Do you automatically see the chairs as specific parts of the greater whole or does it come together with the process?
I can easily see how the back of the chair could be a side of a body or a face. When I met Brian Sartor, he understood my vision and he works on it from his perspective. He understands what I am thinking and starts to assemble pieces that are unique and inspiring. I was having this vision when Brian was a boy, and things lined up that years later we would meet.
How many chairs go into a sculpture?
The Sentinel has over 100 chair arms that make up just one arm. The Sentinel was the first soldier built, and it easily has 300 to 400 pieces, probably 20 to 30 chair shapes, like backs, arms, and stretchers.

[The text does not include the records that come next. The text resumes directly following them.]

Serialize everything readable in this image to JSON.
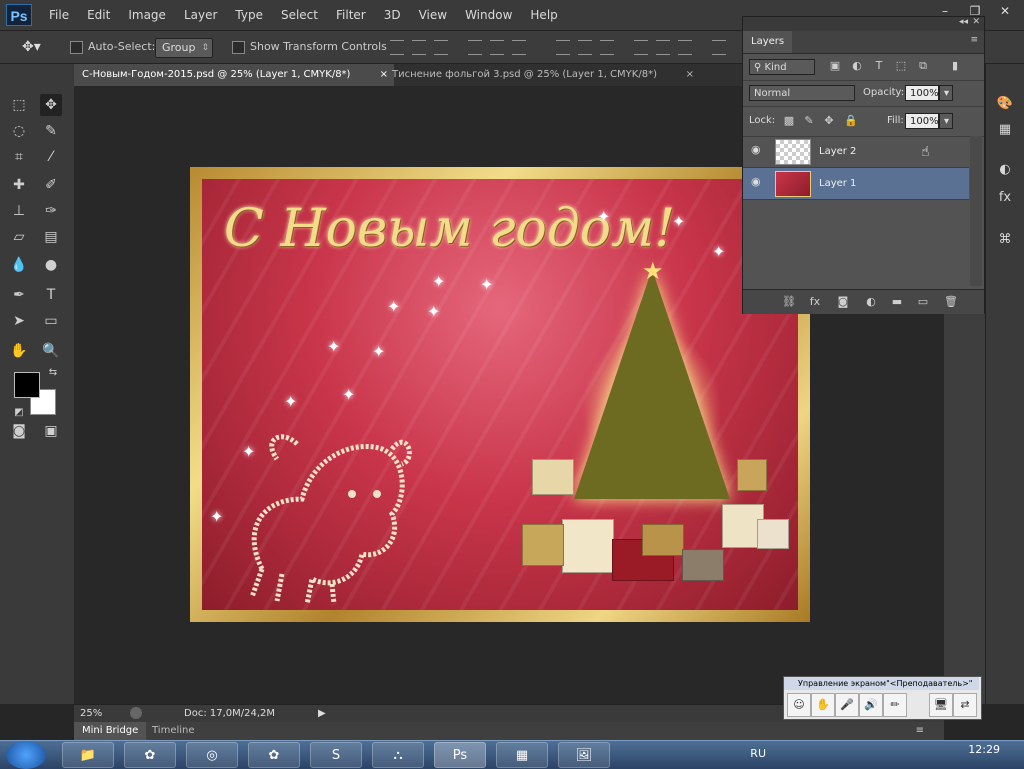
{
  "app": {
    "logo": "Ps",
    "window_controls": [
      "–",
      "❐",
      "✕"
    ]
  },
  "menu": [
    "File",
    "Edit",
    "Image",
    "Layer",
    "Type",
    "Select",
    "Filter",
    "3D",
    "View",
    "Window",
    "Help"
  ],
  "options_bar": {
    "auto_select_label": "Auto-Select:",
    "auto_select_value": "Group",
    "show_transform_label": "Show Transform Controls"
  },
  "tabs": [
    {
      "label": "С-Новым-Годом-2015.psd @ 25% (Layer 1, CMYK/8*)",
      "close": "×"
    },
    {
      "label": "Тиснение фольгой 3.psd @ 25% (Layer 1, CMYK/8*)",
      "close": "×"
    }
  ],
  "document": {
    "greeting": "С Новым годом!"
  },
  "layers_panel": {
    "title": "Layers",
    "filter_kind": "Kind",
    "blend_mode": "Normal",
    "opacity_label": "Opacity:",
    "opacity_value": "100%",
    "lock_label": "Lock:",
    "fill_label": "Fill:",
    "fill_value": "100%",
    "layers": [
      {
        "name": "Layer 2",
        "selected": false
      },
      {
        "name": "Layer 1",
        "selected": true
      }
    ],
    "footer_icons": [
      "link-icon",
      "fx-icon",
      "mask-icon",
      "adjustment-icon",
      "folder-icon",
      "new-layer-icon",
      "trash-icon"
    ]
  },
  "status_bar": {
    "zoom": "25%",
    "doc_info": "Doc: 17,0M/24,2M"
  },
  "bottom_tabs": [
    "Mini Bridge",
    "Timeline"
  ],
  "screen_control": {
    "title": "Управление экраном\"<Преподаватель>\""
  },
  "taskbar": {
    "language": "RU",
    "time": "12:29"
  },
  "colors": {
    "accent_selected_layer": "#5b7193",
    "card_red": "#c9354a",
    "gold": "#e9cd76"
  }
}
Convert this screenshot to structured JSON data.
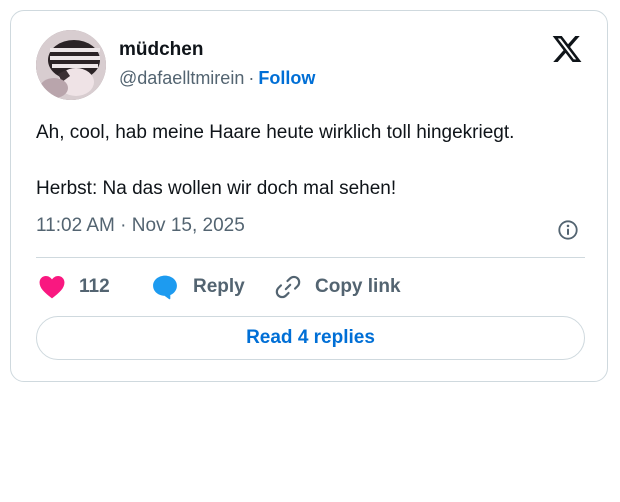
{
  "author": {
    "display_name": "müdchen",
    "handle": "@dafaelltmirein",
    "separator": "·",
    "follow_label": "Follow"
  },
  "tweet": {
    "line1": "Ah, cool, hab meine Haare heute wirklich toll hingekriegt.",
    "line2": "Herbst: Na das wollen wir doch mal sehen!",
    "timestamp": "11:02 AM · Nov 15, 2025"
  },
  "actions": {
    "like_count": "112",
    "reply_label": "Reply",
    "copy_link_label": "Copy link"
  },
  "read_replies_label": "Read 4 replies",
  "colors": {
    "like": "#f91880",
    "reply": "#1d9bf0",
    "link": "#006fd6",
    "muted": "#536471",
    "border": "#cfd9de"
  },
  "icons": {
    "logo": "x-logo-icon",
    "info": "info-icon",
    "like": "heart-icon",
    "reply": "speech-bubble-icon",
    "copy": "link-icon"
  }
}
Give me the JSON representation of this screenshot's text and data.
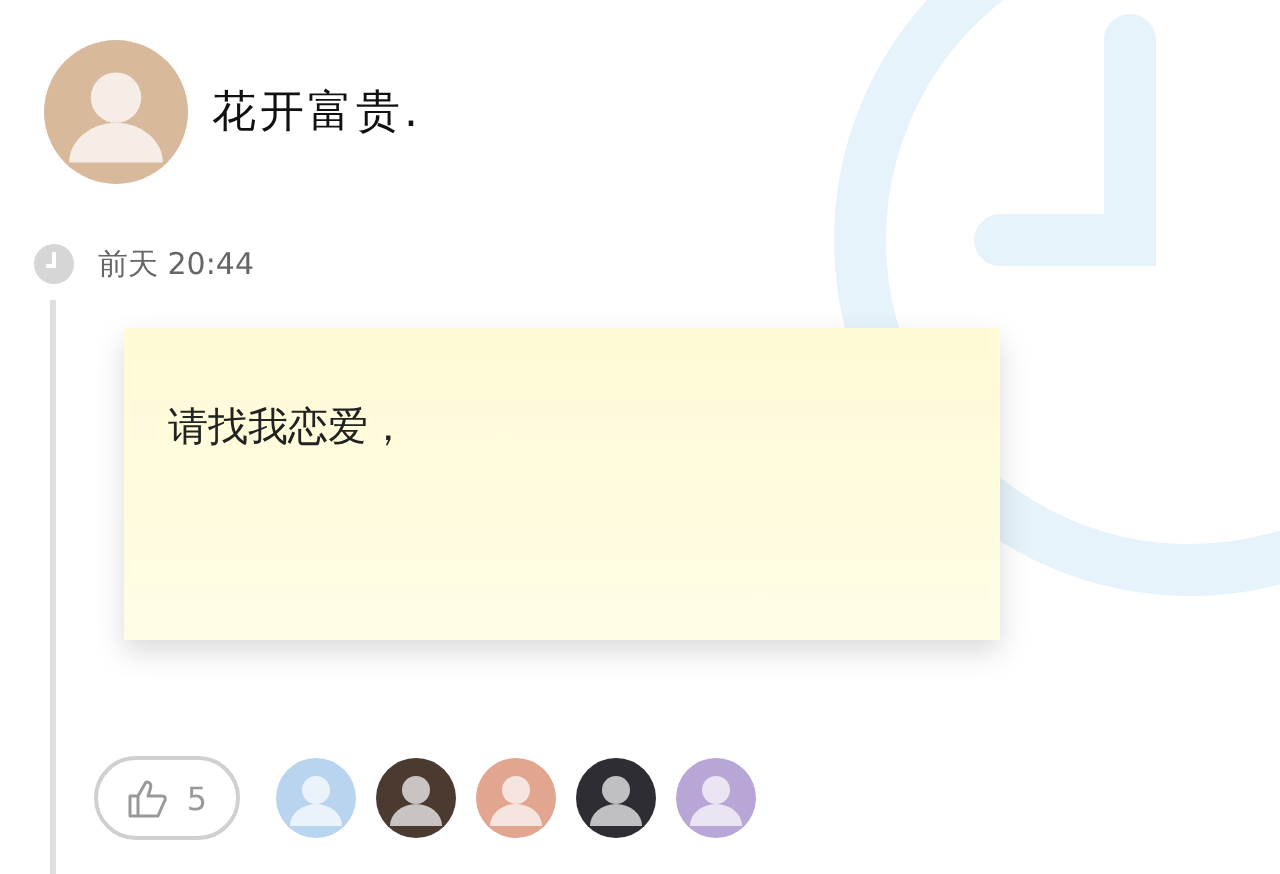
{
  "user": {
    "name": "花开富贵."
  },
  "post": {
    "time": "前天 20:44",
    "note": "请找我恋爱，"
  },
  "likes": {
    "count": "5",
    "liked": false
  },
  "likers": [
    {
      "kind": "avatar"
    },
    {
      "kind": "avatar"
    },
    {
      "kind": "avatar"
    },
    {
      "kind": "avatar"
    },
    {
      "kind": "avatar"
    }
  ]
}
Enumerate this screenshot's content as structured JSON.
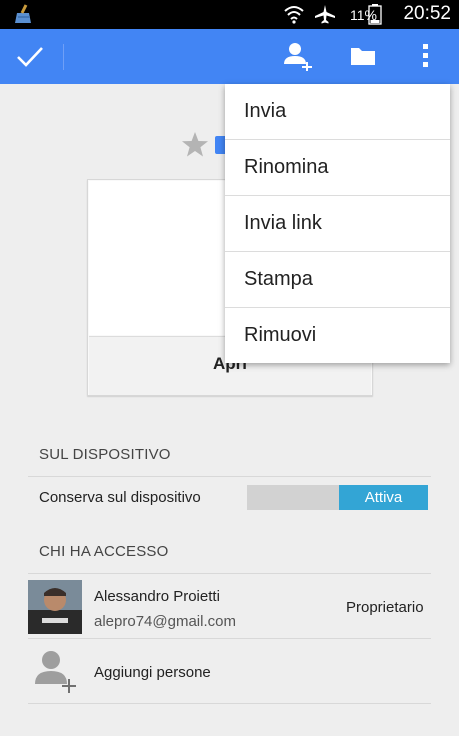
{
  "status_bar": {
    "battery_percent": "11%",
    "time": "20:52",
    "icons": [
      "broom-app-icon",
      "wifi-icon",
      "airplane-icon",
      "battery-icon"
    ]
  },
  "action_bar": {
    "color": "#4285f4",
    "icons": [
      "checkmark-icon",
      "add-person-icon",
      "folder-icon",
      "overflow-menu-icon"
    ]
  },
  "file_card": {
    "title": "Apri",
    "icons": [
      "star-icon",
      "doc-icon"
    ]
  },
  "on_device": {
    "header": "SUL DISPOSITIVO",
    "label": "Conserva sul dispositivo",
    "toggle_state": "Attiva",
    "toggle_color": "#33a5d5"
  },
  "access": {
    "header": "CHI HA ACCESSO",
    "owner": {
      "name": "Alessandro Proietti",
      "email": "alepro74@gmail.com",
      "role": "Proprietario"
    },
    "add_people": "Aggiungi persone"
  },
  "menu": {
    "items": [
      "Invia",
      "Rinomina",
      "Invia link",
      "Stampa",
      "Rimuovi"
    ]
  }
}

The Victory soldier appears to be in a seated yoga position. Was that an intentional spiritual statement?
It’s fascinating the interpretations of it. When we created it, the box and chairs it came from was made in Poland, and the idea of the vision was it is exploding out of its confinement and reaching for freedom. Think about it: These chairs were living, breathing trees in Poland during WW2. The DNA of war is in these chairs. Victory is the essence of seeing someone in spiritual achievement that society recognizes, and it lifts us all up.
Do you see your soldiers as spiritual warriors?

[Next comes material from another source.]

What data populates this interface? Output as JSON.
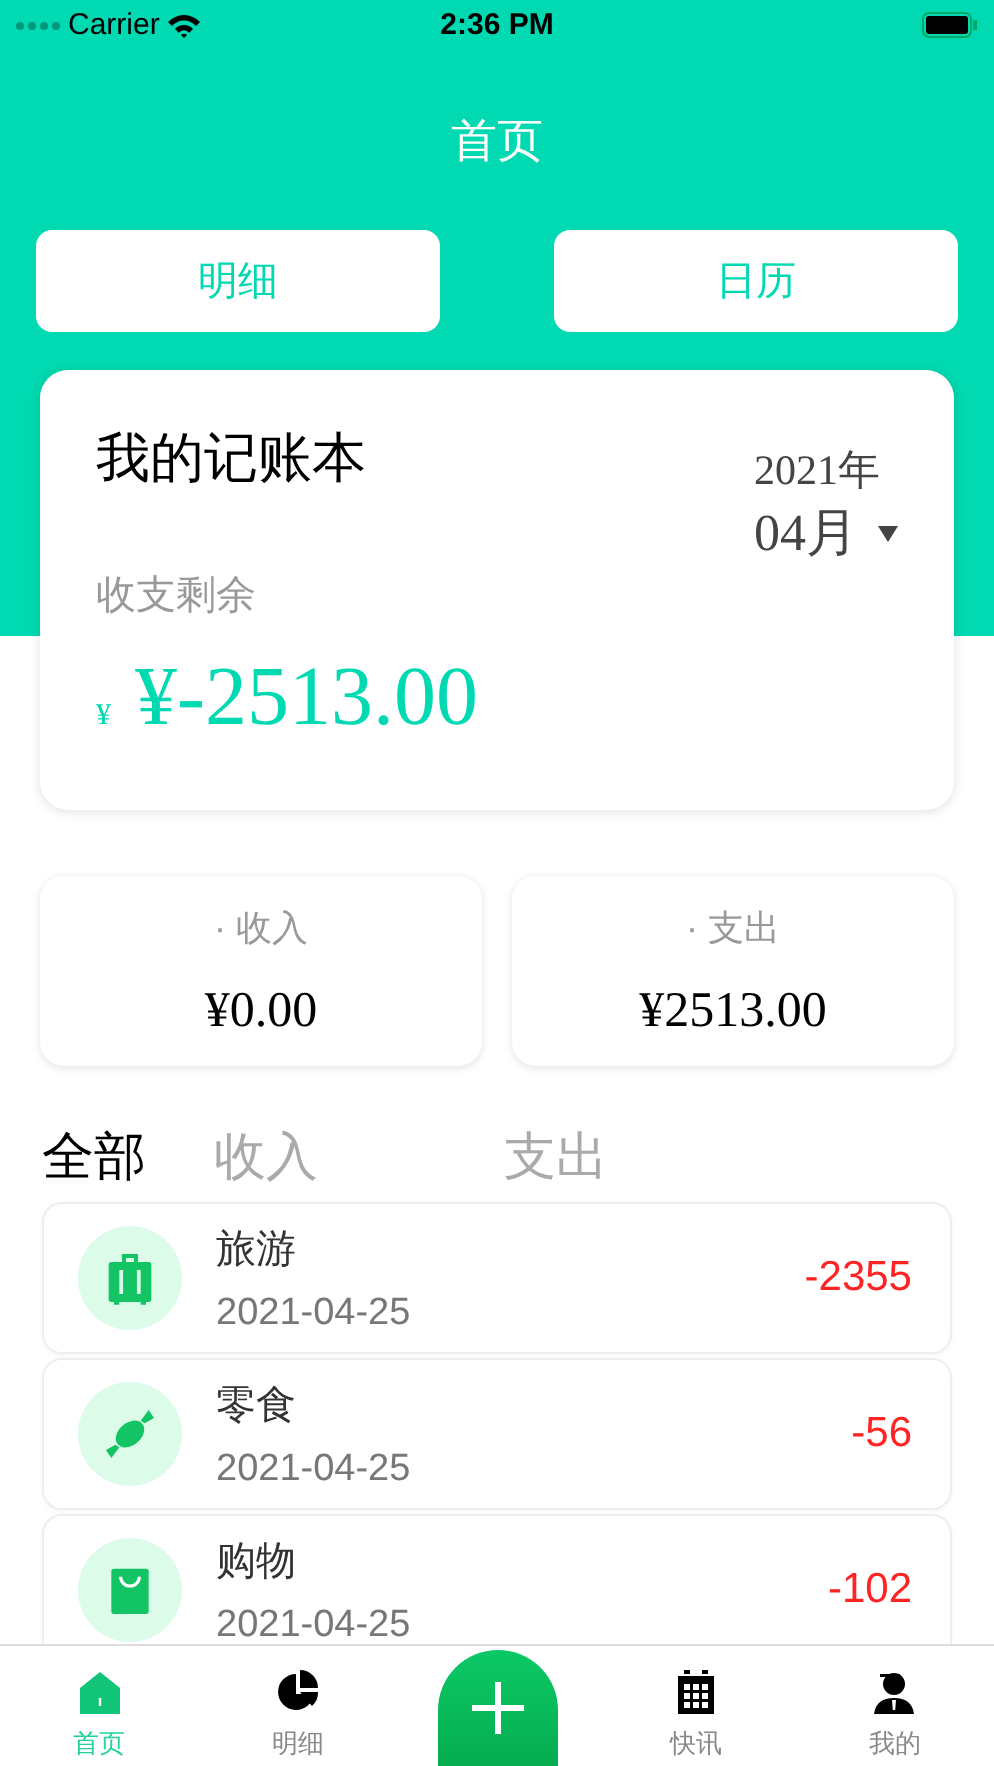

Yes, you could say that. They fight for the good and help people overcome their fears, not by pushing them, but beckoning them. The scale was important, so that the viewer would be the size of a 1- to 2-year-old, and see the soldiers as a child views a parent. Imagine a giant picking you up!
What’s the message you want to send with these soldiers?
It’s a broken world, we all feel that for different reasons. But, are the pieces better apart or when they are put back together with love? I want to share this with the world, for soldiers to be everywhere, because people want love and peace... and art.
Art San Diego
When: Thursday, Oct. 18 through Sunday, Oct. 21
Where: Wyland Center at the Del Mar Fairgrounds, 2260 Jimmy Durante Blvd., Del Mar
Cost: Three-day pass (includes Friday Collectors’ Opening Night Party plus full weekend access): $40. Two-day pass: $25. One-day pass: $20. Discounts available. Parking: $14 per day.